Dalam pelaksanaan shalat jamaah, seringkali kita melihat orang tua membawa anak-anak ke masjid untuk ikut shalat berjamaah. Tujuan dari hal ini adalah agar anak-anak terbiasa melaksanakan shalat berjamaah saat dewasa nanti. Selain itu, banyak juga anak-anak yang antusias pergi ke masjid sendirian atau bersama teman sebaya untuk shalat berjamaah.
Hal ini merupakan tradisi yang mendukung pembentukan perilaku positif pada anak-anak. Namun, penting untuk memperhatikan ketentuan syariat terkait posisi anak-anak dalam shaf saat shalat jamaah. Sebagian orang tua mungkin membiarkan anak-anak menempati shaf paling depan, meskipun masih ada orang dewasa di belakang mereka yang juga ikut shalat.
Anjuran syariat dalam penempatan makmum dalam shalat jamaah adalah dengan meletakkan makmum laki-laki dewasa di barisan paling depan, diikuti oleh anak-anak laki-laki yang belum baligh, kemudian khuntsa (orang berkelamin ganda), dan wanita. Ketentuan ini bertujuan untuk menjaga keteraturan dalam shaf agar pelaksanaan shalat jamaah menjadi sempurna.
Jika anak-anak mendahului orang dewasa dalam menempati shaf awal, maka mereka boleh menoccupy shaf tersebut, karena masih dianggap satu jenis dengan laki-laki dewasa yang telah baligh. Namun, jika shaf penuh dengan orang dewasa, maka anak-anak seharusnya menempati shaf berikutnya.

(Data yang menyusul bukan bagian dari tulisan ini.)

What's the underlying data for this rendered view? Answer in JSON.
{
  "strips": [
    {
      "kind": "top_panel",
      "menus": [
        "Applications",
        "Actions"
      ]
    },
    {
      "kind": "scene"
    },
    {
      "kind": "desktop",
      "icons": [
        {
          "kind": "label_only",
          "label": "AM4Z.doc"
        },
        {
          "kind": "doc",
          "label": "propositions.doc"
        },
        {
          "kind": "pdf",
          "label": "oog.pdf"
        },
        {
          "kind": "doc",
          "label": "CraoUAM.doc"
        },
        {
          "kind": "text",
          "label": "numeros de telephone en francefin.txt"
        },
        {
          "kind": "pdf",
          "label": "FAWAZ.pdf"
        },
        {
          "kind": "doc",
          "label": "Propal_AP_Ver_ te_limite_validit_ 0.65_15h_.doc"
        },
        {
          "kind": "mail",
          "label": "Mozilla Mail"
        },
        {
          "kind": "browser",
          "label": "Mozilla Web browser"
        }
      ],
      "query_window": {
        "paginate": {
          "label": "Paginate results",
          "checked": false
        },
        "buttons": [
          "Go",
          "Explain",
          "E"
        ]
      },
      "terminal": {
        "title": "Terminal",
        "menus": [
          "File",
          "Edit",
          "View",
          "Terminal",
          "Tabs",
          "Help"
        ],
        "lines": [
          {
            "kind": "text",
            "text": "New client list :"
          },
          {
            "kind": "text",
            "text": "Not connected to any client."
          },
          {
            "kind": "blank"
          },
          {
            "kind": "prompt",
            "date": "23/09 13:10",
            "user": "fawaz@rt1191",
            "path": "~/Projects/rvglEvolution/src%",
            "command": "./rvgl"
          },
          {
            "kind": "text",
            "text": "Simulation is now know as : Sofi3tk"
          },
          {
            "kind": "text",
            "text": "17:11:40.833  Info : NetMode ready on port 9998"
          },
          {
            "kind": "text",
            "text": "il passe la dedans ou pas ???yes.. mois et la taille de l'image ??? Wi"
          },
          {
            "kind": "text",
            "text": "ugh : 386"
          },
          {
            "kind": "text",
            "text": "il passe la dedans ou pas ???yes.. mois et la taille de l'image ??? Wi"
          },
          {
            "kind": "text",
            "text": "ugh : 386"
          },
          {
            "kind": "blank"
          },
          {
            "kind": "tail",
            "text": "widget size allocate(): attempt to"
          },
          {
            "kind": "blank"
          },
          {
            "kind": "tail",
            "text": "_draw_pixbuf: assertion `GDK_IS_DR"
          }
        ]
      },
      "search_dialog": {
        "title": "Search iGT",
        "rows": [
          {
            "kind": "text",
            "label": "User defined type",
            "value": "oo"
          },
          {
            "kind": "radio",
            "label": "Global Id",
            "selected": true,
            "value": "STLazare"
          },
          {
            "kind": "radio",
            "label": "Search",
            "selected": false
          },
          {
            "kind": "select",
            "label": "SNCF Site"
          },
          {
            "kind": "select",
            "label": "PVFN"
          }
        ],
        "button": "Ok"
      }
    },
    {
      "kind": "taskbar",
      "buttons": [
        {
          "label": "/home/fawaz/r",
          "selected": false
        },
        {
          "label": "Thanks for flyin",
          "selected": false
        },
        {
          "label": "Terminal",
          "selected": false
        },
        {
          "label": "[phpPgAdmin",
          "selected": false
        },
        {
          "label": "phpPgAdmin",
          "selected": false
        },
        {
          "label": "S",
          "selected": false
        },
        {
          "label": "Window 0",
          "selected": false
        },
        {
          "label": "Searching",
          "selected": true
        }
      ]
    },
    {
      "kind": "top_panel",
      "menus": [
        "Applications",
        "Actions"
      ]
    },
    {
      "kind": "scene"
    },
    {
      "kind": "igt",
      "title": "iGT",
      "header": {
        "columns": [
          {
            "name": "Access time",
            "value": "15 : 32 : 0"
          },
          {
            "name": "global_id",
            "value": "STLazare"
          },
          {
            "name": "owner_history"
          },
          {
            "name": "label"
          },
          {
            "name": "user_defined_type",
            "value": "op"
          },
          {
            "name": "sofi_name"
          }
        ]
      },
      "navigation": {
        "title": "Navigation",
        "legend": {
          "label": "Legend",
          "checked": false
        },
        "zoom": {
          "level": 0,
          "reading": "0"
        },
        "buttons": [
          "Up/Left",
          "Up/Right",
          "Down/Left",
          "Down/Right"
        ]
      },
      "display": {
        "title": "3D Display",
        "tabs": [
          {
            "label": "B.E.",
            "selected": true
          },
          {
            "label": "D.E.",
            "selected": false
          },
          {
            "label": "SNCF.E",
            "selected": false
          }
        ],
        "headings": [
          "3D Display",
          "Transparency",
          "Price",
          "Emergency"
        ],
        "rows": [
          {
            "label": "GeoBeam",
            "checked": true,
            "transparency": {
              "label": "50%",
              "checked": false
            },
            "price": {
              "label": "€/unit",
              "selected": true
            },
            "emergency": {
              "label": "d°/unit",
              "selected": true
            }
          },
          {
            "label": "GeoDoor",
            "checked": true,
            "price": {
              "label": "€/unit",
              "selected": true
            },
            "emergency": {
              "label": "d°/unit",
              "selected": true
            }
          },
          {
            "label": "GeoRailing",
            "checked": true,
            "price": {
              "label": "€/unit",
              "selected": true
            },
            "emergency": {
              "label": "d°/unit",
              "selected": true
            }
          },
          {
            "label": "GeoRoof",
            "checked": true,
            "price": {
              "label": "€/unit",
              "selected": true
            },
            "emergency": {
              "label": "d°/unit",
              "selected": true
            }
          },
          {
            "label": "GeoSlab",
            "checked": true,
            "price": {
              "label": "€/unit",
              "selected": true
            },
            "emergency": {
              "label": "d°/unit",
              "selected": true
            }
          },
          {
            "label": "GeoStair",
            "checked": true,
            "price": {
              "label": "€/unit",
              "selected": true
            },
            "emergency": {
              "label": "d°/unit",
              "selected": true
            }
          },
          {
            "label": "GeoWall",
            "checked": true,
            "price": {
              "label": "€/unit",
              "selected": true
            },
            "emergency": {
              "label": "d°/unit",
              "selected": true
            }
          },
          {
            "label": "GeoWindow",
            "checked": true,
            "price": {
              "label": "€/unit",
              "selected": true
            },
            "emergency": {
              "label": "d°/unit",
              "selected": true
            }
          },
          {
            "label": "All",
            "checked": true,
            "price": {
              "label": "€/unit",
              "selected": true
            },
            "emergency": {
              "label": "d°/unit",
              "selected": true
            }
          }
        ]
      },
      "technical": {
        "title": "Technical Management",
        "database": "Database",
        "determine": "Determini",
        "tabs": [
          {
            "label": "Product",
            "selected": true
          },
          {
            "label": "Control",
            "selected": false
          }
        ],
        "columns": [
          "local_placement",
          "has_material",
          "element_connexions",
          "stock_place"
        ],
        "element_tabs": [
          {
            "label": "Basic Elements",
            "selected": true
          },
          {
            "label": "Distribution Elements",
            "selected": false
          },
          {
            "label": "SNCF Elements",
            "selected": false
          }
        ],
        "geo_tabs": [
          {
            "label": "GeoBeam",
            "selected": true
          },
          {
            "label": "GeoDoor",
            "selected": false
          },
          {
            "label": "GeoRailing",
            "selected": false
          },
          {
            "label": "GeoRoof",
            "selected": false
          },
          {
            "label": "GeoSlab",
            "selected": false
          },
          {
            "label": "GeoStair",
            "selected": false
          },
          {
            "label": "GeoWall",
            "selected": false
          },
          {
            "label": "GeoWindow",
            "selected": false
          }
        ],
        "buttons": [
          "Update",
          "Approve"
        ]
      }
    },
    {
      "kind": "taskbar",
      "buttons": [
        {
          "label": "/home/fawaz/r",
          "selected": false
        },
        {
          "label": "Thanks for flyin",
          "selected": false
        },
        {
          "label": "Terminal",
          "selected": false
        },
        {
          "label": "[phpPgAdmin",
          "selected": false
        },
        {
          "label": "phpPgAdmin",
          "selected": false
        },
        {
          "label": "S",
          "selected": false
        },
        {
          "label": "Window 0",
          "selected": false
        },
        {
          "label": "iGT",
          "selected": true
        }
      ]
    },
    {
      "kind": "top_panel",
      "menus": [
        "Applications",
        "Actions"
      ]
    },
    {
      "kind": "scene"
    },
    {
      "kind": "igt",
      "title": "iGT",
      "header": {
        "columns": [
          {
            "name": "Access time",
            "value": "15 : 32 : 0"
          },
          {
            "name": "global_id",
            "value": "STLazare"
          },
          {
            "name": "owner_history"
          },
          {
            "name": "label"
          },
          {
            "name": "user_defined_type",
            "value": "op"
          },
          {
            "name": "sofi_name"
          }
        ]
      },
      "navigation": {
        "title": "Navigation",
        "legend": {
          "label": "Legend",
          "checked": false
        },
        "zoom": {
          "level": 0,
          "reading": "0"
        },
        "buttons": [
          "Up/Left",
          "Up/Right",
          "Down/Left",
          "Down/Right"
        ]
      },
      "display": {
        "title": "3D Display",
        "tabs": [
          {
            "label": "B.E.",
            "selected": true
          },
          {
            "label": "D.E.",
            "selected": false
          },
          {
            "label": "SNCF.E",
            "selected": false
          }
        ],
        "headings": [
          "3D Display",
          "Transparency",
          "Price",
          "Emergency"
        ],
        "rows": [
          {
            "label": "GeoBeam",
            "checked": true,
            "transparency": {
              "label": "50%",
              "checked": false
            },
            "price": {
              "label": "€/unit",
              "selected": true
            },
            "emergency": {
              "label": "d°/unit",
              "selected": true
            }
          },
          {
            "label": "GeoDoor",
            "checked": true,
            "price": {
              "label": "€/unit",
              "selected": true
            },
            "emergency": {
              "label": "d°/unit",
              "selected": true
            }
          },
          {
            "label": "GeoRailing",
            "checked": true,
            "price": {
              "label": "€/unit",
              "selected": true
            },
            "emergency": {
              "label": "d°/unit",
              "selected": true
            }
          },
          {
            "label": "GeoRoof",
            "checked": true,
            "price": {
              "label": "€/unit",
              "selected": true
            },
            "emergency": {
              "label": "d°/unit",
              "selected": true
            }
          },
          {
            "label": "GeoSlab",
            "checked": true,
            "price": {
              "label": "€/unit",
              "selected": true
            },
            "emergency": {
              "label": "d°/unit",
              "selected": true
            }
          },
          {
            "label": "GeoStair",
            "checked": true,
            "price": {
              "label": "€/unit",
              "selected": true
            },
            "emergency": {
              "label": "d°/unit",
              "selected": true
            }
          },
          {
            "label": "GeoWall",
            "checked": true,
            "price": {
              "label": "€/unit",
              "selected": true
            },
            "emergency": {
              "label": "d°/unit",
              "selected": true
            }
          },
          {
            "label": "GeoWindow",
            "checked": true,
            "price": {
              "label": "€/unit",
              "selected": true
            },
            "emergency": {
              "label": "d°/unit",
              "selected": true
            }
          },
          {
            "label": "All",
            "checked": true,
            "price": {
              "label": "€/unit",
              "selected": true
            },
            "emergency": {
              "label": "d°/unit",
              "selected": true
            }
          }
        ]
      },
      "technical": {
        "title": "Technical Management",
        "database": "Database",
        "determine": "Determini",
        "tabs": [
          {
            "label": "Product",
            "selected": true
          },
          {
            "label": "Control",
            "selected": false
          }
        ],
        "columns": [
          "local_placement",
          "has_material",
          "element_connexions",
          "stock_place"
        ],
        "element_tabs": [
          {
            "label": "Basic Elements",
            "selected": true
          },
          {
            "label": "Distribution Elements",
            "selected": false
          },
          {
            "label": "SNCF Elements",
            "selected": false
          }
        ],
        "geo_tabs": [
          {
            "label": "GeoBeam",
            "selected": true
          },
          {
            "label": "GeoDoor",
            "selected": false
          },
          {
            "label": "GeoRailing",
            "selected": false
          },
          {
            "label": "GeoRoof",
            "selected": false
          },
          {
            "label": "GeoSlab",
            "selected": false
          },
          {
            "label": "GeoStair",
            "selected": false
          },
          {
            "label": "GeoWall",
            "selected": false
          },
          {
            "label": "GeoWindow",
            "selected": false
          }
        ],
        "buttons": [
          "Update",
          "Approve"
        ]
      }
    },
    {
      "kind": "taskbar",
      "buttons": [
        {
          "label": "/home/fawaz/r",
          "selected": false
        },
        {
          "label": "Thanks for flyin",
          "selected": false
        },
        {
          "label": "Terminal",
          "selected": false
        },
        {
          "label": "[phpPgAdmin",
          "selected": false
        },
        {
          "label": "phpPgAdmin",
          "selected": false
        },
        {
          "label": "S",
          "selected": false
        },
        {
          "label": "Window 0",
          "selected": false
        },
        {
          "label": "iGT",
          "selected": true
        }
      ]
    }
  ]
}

Melanggar ketentuan tertibnya shaf dalam shalat jamaah dapat dianggap sebagai perbuatan makruh. Hal ini juga berdampak pada hilangnya fadhilah jama’ah. Ada perbedaan pendapat antara Imam Ibnu Hajar dan Imam Ramli terkait konsekuensi dari pelanggaran penempatan shaf oleh makmum. Namun, secara umum, sebaiknya anak-anak tidak ditempatkan di shaf awal agar tidak mengganggu keteraturan yang telah ditetapkan oleh syariat.
Dengan demikian, penting bagi kita untuk memahami ketentuan syariat terkait posisi anak-anak dalam shaf saat shalat jamaah agar ibadah kita bisa lebih teratur dan mendapatkan fadhilah yang maksimal.